At Nyoho Zen, Koun Franz discusses the Six Realms. I was particularly struck by his explanation of the Animal Realm.
"Animals, for the purpose of this model, define their wants as needs -- that misunderstanding is their cage. If you've ever thought, 'I don't need to be kind/generous/articulate until I've had my first cup of coffee,' you've fallen into an animal state of mind."
Ouch. Anyway, I wanted to compare that to what Chogyam Trungpa Rinpoche wrote in his commentary on the Bardo Thodol, but since I can't find my copy of the book (see previous post) I am going to have to wing it.
One of the intriguing things Trunpa said is that "animals" -- and of course, we are not talking about biology -- have no sense of humor. They tend to be bigoted and afraid of change. They have a very small and rigid "comfort zone," in other words.
Not being able to distinguish wants from needs is a new wrinkle to me, and I would have assigned that attribute to the Realm of Asuras. Koun Franz says,
"Teenage boys fully inhabit the animal realm, aggressively hunting for sex -- real and imagined -- like sharks that can never stop swimming, single-mindedly feeding and feeding. Both asuras and animals are consumed by desires, but of very different kinds."
What about asuras? "Asuras, like everyone else, experience dissatisfaction. But unlike many others, asuras embrace that dissatisfaction as a kind of call to arms," Koun Franz says. More than anything else, asuras want to be devas. Unlike devas, who are able to wrap themselves in comforting luxury and remain (at least part of the time) soporifically self-satisfied, for asuras it's all about the battle to become a deva.

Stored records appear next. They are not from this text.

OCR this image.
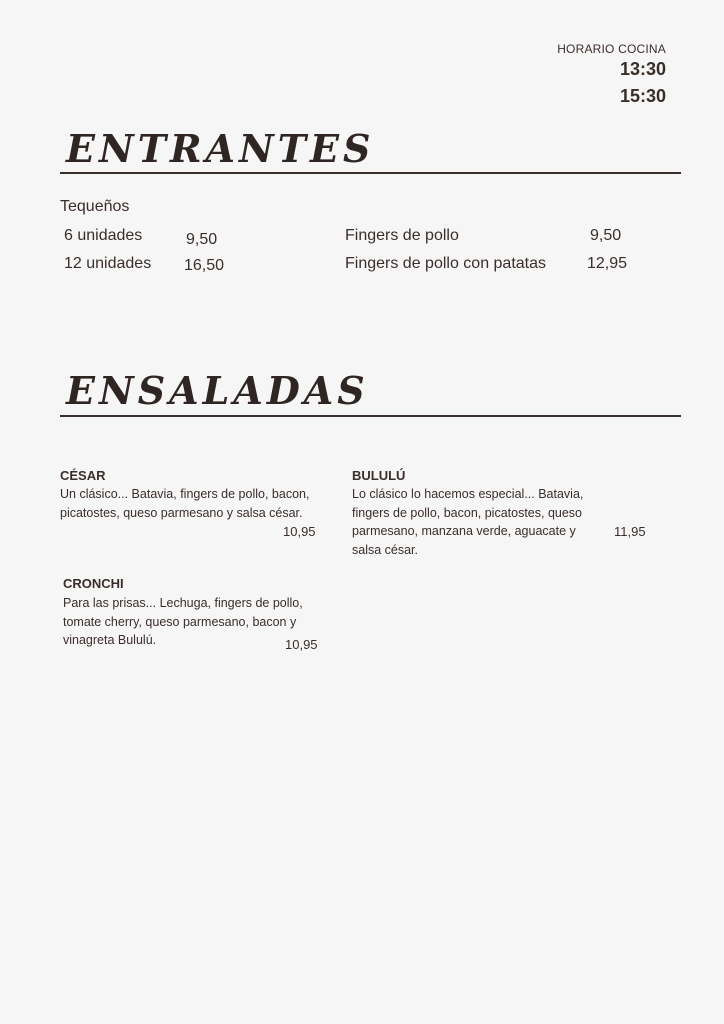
HORARIO COCINA
13:30
15:30
ENTRANTES
Tequeños
6 unidades	9,50
12 unidades 16,50
Fingers de pollo	9,50
Fingers de pollo con patatas	12,95
ENSALADAS
CÉSAR
Un clásico... Batavia, fingers de pollo, bacon, picatostes, queso parmesano y salsa césar.
10,95
BULULÚ
Lo clásico lo hacemos especial... Batavia, fingers de pollo, bacon, picatostes, queso parmesano, manzana verde, aguacate y salsa césar.
11,95
CRONCHI
Para las prisas... Lechuga, fingers de pollo, tomate cherry, queso parmesano, bacon y vinagreta Bululú.	10,95
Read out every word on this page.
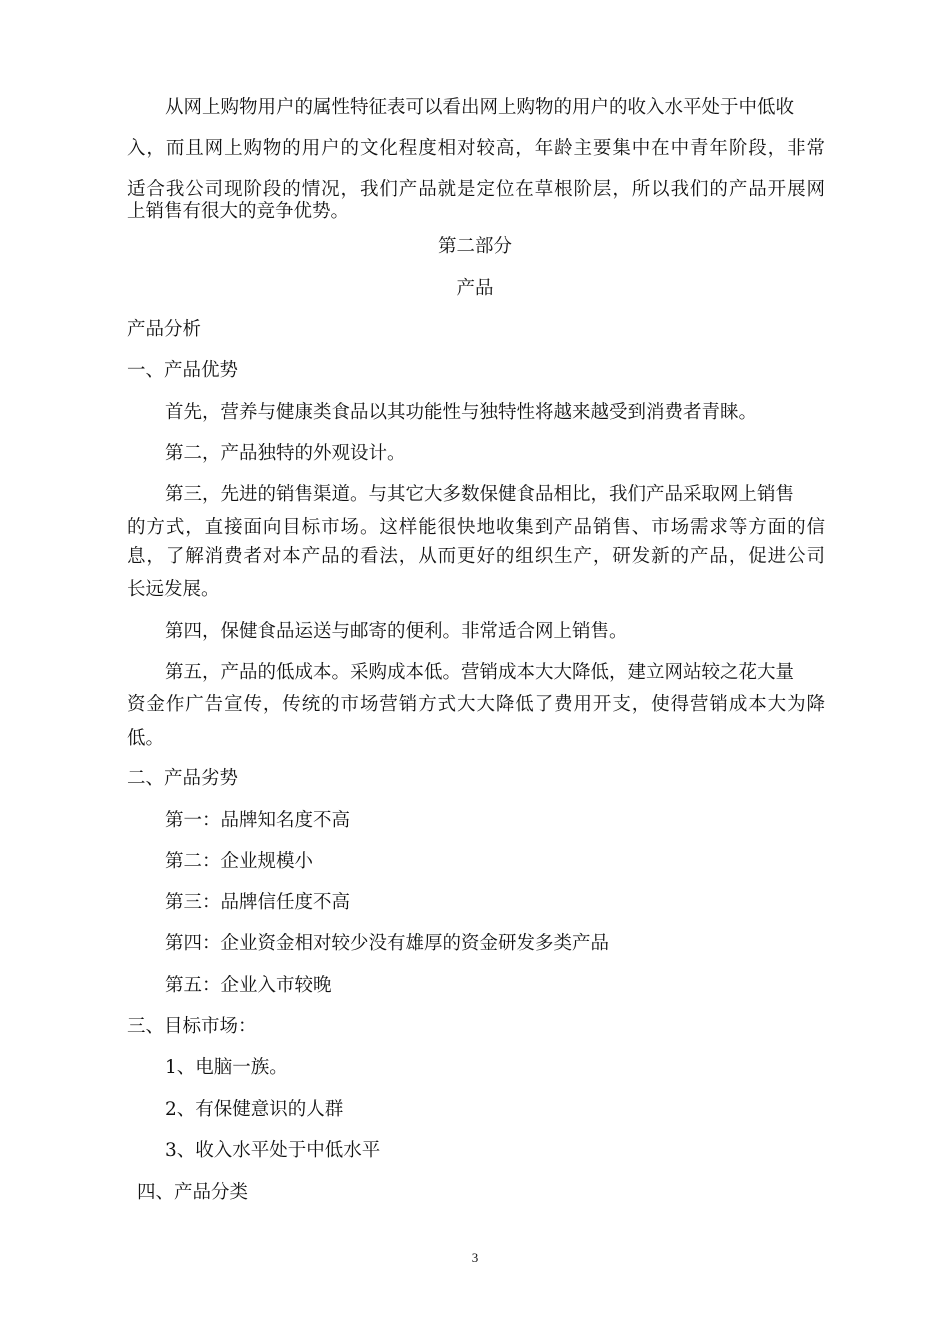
从网上购物用户的属性特征表可以看出网上购物的用户的收入水平处于中低收
入，而且网上购物的用户的文化程度相对较高，年龄主要集中在中青年阶段，非常
适合我公司现阶段的情况，我们产品就是定位在草根阶层，所以我们的产品开展网
上销售有很大的竞争优势。
第二部分
产品
产品分析
一、产品优势
首先，营养与健康类食品以其功能性与独特性将越来越受到消费者青睐。
第二，产品独特的外观设计。
第三，先进的销售渠道。与其它大多数保健食品相比，我们产品采取网上销售
的方式，直接面向目标市场。这样能很快地收集到产品销售、市场需求等方面的信
息，了解消费者对本产品的看法，从而更好的组织生产，研发新的产品，促进公司
长远发展。
第四，保健食品运送与邮寄的便利。非常适合网上销售。
第五，产品的低成本。采购成本低。营销成本大大降低，建立网站较之花大量
资金作广告宣传，传统的市场营销方式大大降低了费用开支，使得营销成本大为降
低。
二、产品劣势
第一：品牌知名度不高
第二：企业规模小
第三：品牌信任度不高
第四：企业资金相对较少没有雄厚的资金研发多类产品
第五：企业入市较晚
三、目标市场：
1、电脑一族。
2、有保健意识的人群
3、收入水平处于中低水平
四、产品分类
3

And they can never win, because no matter how much power and wealth they acquire, they are still driven to fight for more. Many well-known politicians are big-business tycoons are classic asuras.
But in the Animal Realm, the want that is mistaken for a need is more elemental, like sex, or the chocolate chip cookies in the pantry that are practically begging you to eat them, until you do. So that's the difference, I think.
Coming back to the animals' lack of a sense of humor -- biological animals, of course, often have a fine sense of humor. Just watch two dog friends play the classic canine game "I have a cool stick in my mouth and you can't have it," for example. If it were really just about a base urge to possess the stick, they might fight to the death over it, but they don't. They chase and tease each other in joyful fun.
What Trungpa's remark suggested to me are people whose idea of "humor" is just mean. They tell jokes that are racist or make fun of people with disabilities, for example. "Humor" for them is a form of aggression, an expression of hatred. Whenever someone excuses a hateful statement by saying, "it was just a joke," that's coming from the Animal Realm.